Una vez le conté eso a Finn. Estábamos en una exposición de cerámicas turcas del siglo XVI en el Metropolitan. Nos encontrábamos delante de esos portavelas pintados de azul y blanco con tanto detalle, y yo le expliqué exactamente cómo sería mi casa un día. Él se volvió hacia mí sonriendo, sus ojos más azules que nunca, y dijo:

—Eres una romántica, June.

Yo estaba justo a su lado para no perderme ni una palabra de todo lo que sabía sobre la exposición. Al instante, retrocedí un paso y me sonrojé tanto que casi no podía respirar. Me pareció que toda la sangre me había subido a la cara, dejando la piel alrededor de mi corazón completamente transparente.

—No lo soy —protesté. Mantuve la cara apartada, temerosa de que Finn pudiera ver lo avergonzada que estaba. Aterrada de que fuera capaz de leer todos los extraños pensamientos que tenía.

Cuando por fin volví a mirarlo, él puso una mueca divertida, pero un atisbo de preocupación le surcó el rostro. Luego sonrió, como intentando ocultarlo.

—Una romántica, he dicho, no una bobalicona. —Se inclinó como si fuera a darme un codazo juguetón, pero no lo hizo.

—¿Qué diferencia hay? —pregunté con cautela.

—Ser una romántica significa que siempre ves las cosas hermosas. Todo lo bueno. Te niegas a ver la cruda realidad de lo que te rodea. Crees que todo terminará saliendo bien.

Respiré aliviada. Eso no estaba tan mal. Sentí que la sangre iba bajando de mi cara.

—Bueno, ¿y tú? —me atreví a preguntarle—. ¿Eres un romántico?

Finn se lo pensó. Me miró entornando los ojos, como intentando atisbar mi futuro. O eso me pareció. Luego dijo:

—A veces. A veces lo soy, y a veces no.

Saqué la carpeta de bocetos y los fui pasando hasta llegar al del lobo. La tenue luz de mi cuarto parecía destacarlo aún más. O quizá se debía a que ya lo había visto antes y mis ojos sabían cómo llegar al espacio negativo. Repasé el borde con el dedo, adormilándome por momentos.

Aquella noche dormí con la carpeta de bocetos bajo la almohada y las velas eléctricas encendidas, que no dejaron de titilar.
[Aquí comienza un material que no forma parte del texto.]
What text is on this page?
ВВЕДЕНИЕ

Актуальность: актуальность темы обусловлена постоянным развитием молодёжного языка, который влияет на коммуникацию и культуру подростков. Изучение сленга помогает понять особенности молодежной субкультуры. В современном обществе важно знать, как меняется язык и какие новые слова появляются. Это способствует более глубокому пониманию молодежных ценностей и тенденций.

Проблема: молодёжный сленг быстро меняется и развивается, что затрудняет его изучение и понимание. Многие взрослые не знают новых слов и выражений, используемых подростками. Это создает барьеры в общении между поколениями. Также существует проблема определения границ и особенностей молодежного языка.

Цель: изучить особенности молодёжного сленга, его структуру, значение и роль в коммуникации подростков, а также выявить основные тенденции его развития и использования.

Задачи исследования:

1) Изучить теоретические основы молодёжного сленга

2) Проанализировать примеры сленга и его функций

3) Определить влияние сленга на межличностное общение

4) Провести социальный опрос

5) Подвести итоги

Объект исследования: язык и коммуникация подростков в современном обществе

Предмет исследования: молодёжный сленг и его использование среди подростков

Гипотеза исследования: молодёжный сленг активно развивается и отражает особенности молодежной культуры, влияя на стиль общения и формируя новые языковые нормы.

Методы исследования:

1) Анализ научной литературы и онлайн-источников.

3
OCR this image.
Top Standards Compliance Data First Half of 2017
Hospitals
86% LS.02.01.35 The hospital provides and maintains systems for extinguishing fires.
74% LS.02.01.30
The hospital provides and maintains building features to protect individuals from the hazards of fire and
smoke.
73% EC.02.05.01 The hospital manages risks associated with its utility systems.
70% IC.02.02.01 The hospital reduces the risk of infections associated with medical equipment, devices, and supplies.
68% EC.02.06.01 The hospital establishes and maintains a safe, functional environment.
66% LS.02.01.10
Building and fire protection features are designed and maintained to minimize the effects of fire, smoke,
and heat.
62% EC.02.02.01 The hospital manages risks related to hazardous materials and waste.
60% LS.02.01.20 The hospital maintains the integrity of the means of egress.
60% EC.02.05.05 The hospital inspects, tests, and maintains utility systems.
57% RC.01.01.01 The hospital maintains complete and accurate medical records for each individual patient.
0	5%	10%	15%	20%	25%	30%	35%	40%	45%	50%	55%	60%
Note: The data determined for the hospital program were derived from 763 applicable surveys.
Soñé con los lobos del bosque, saliendo del espacio entre Greta y yo. Los vi saltando con gracia del retrato al mundo real. Uno tras otro, se sacudieron su esencia pintada y se volvieron reales, hasta que hubo una manada completa. Una manada entera y hambrienta corriendo sobre el manto de nieve del bosque. Soñé que yo estaba allí. Que podía entender su lenguaje.

«Tú quédate con su corazón —gruñó uno de ellos—. Yo me quedo los ojos.»

Y en el sueño ni siquiera eché a correr. Permanecí donde estaba, esperando a que los lobos me hicieran trizas.